Once upon a Christmas, Santa brought me my first camera, a Kodak Brownie Starmite. I’m not certain what it was about photography that captured my attention when I was so young, but it has been a lifelong passion. The challenge, from the beginning, was not to just snap pictures but to communicate an emotion – a feeling.
That camera was set aside for the teenage years of 110s – which was never satisfactory. My first 35mm, Pentax K1000, opened a whole new world to me. I was intent upon learning to master a manual camera. Before long I discovered Ansel Adams and I was fascinated by his work, especially his Zone System. I began to understand how to play with light to communicate the message I had in mind.
So this is the beginning – a love of photography. A fascination with the art and the science that goes into creating an image that evokes feeling. But how did this turn into elizad.com?
When I moved into digital photography (a bit reluctantly) I needed to learn Photoshop. I began working with vintage photographs as a way to learn how to manipulate images within Photoshop. Before long, people began to ask me to work on their vintage images and I fell in love with their stories. I realized that recovering their images recovered their stories.
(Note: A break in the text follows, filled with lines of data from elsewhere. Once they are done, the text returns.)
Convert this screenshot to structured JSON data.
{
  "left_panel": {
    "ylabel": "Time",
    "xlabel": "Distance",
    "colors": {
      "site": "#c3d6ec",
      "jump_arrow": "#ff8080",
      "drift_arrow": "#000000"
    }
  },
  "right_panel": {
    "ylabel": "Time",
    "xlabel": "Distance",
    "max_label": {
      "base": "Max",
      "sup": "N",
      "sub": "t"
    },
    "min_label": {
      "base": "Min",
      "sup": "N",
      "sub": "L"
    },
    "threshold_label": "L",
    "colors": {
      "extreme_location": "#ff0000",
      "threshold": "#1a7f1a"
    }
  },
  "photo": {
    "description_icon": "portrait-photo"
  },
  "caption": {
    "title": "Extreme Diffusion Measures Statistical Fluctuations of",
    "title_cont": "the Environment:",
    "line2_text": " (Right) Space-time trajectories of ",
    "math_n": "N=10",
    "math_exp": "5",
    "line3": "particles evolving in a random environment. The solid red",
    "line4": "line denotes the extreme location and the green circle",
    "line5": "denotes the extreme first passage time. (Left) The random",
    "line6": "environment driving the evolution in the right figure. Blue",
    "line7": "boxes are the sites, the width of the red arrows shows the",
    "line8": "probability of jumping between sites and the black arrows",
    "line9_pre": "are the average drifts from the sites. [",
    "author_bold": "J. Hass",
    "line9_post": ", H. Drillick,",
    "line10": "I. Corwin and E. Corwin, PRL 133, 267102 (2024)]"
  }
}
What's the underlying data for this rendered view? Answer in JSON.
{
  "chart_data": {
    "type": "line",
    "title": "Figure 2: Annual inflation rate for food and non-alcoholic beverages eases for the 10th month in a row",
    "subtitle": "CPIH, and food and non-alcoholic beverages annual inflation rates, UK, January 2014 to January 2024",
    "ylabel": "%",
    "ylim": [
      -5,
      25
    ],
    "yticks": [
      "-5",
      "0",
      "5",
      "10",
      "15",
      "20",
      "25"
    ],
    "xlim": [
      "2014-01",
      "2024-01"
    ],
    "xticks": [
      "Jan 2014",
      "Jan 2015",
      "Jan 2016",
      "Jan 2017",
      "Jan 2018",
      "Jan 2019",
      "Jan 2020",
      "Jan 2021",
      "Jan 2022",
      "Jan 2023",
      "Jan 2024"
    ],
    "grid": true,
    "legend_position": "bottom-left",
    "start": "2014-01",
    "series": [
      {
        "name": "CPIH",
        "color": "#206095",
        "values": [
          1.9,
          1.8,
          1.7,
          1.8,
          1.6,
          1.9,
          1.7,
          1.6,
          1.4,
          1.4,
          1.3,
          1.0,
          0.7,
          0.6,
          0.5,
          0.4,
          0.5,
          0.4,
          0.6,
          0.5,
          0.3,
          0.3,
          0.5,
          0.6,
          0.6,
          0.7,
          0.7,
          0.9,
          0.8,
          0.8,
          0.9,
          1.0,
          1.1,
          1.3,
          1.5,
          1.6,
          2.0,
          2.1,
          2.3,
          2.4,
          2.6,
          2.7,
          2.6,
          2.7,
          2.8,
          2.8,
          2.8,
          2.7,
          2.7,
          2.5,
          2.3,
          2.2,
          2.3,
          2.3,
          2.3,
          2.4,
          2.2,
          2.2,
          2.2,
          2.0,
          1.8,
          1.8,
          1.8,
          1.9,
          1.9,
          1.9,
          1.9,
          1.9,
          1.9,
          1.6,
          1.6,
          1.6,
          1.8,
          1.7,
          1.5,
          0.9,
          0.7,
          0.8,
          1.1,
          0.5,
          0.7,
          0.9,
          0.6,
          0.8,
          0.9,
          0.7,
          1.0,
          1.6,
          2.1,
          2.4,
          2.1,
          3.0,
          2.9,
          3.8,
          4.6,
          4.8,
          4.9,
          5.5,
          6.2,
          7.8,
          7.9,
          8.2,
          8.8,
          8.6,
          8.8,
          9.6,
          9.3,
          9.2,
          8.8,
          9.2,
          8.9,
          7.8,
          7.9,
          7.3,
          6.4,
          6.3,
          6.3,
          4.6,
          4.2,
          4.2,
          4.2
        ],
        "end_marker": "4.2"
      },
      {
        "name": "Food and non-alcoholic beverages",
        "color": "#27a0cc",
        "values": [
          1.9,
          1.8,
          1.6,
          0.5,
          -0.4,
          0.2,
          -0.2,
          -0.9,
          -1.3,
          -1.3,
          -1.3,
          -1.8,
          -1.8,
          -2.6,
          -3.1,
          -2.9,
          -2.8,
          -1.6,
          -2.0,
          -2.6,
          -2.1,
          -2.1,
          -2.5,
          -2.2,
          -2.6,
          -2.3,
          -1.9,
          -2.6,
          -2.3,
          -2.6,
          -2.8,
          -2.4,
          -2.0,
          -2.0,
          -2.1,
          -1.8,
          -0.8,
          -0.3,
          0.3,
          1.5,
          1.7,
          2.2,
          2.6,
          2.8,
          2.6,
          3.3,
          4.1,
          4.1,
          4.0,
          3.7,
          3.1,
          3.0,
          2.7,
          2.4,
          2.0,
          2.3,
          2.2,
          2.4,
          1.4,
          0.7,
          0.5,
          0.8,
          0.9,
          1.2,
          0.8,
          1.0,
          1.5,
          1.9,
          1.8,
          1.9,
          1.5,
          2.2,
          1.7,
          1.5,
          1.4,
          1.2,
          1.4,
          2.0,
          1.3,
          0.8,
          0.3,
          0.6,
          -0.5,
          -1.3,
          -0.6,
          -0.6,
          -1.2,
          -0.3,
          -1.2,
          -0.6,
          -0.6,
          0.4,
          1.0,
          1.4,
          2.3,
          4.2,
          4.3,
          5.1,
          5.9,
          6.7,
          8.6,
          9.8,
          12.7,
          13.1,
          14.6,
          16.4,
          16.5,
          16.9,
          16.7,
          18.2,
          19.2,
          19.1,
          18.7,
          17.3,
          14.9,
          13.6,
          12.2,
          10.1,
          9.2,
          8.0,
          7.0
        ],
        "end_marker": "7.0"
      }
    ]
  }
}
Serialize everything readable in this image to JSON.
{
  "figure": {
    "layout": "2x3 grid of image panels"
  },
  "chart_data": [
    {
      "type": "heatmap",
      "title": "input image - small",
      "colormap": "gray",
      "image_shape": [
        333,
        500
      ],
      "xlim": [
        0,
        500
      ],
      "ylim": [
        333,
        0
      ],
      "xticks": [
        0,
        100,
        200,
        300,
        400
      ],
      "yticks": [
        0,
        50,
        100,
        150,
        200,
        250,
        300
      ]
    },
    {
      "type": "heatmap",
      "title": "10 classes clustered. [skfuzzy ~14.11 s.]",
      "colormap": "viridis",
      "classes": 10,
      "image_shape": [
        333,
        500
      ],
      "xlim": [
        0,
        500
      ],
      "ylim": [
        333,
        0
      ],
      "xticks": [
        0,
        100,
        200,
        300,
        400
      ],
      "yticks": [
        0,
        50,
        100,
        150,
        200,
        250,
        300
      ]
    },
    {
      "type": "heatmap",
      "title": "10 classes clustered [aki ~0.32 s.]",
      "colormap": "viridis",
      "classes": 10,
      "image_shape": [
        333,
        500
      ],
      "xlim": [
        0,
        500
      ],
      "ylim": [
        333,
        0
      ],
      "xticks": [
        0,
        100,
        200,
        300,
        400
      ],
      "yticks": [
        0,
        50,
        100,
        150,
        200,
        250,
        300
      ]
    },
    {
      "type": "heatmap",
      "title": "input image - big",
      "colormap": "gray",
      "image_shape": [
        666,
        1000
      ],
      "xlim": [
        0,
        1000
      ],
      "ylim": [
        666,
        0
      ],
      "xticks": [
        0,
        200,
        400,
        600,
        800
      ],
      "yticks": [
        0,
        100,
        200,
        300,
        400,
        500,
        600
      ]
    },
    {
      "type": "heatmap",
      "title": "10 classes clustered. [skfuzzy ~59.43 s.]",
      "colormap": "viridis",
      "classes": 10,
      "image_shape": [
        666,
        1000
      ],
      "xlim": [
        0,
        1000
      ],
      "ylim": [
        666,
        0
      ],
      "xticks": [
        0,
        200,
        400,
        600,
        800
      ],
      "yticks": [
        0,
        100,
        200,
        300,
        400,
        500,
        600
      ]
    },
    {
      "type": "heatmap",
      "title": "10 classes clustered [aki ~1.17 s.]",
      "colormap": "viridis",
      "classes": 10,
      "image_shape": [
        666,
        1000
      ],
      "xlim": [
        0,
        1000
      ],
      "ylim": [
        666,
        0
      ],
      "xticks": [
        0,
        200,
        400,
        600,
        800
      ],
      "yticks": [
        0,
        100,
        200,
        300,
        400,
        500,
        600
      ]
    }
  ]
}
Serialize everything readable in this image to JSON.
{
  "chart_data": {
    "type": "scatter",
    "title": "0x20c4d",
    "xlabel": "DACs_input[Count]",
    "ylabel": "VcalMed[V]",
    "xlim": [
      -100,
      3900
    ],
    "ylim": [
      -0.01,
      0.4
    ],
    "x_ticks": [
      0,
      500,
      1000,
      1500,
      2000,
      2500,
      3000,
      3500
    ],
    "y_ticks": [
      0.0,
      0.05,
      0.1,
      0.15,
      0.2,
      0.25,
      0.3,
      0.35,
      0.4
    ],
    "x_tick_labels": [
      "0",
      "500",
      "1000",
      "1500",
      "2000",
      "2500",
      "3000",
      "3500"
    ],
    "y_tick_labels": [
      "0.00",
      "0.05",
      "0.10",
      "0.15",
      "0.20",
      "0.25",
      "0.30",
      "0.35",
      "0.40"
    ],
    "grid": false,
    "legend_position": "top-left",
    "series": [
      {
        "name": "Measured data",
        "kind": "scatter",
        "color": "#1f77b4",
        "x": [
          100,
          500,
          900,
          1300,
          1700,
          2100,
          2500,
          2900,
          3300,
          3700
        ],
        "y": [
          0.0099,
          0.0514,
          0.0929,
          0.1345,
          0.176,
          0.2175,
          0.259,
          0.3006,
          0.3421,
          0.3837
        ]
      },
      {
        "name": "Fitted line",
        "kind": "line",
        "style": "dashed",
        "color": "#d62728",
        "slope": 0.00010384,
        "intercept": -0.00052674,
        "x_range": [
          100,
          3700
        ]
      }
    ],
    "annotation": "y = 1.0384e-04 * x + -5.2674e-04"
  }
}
At about the same time, we learned that my father-in-law suffered from dementia. It was progressing rapidly and as I watched him I realized that not only is photography both an art and a science, not only is restoring a vintage photograph both an art and a science but there is also an art and science involved with retrieving the memories stored in our brains.
In order to preserve memories and tell our life stories, I quickly realized that capturing moments through photography was not quite enough. Those images needed to be shared, displayed, bound into books, presented in some way so that they are accessible, retrievable. Providing photos for my father-in-law was almost like providing the memories he was losing.
Now my mother-in-law is in her final stage of dementia and the message is as poignant today as it was when I wrote my first post. Our memories are fragile. Our photographs capture the moments we don’t want to forget. Guard those memories. Share those memories. Tell your stories. There is an Art of Recollection.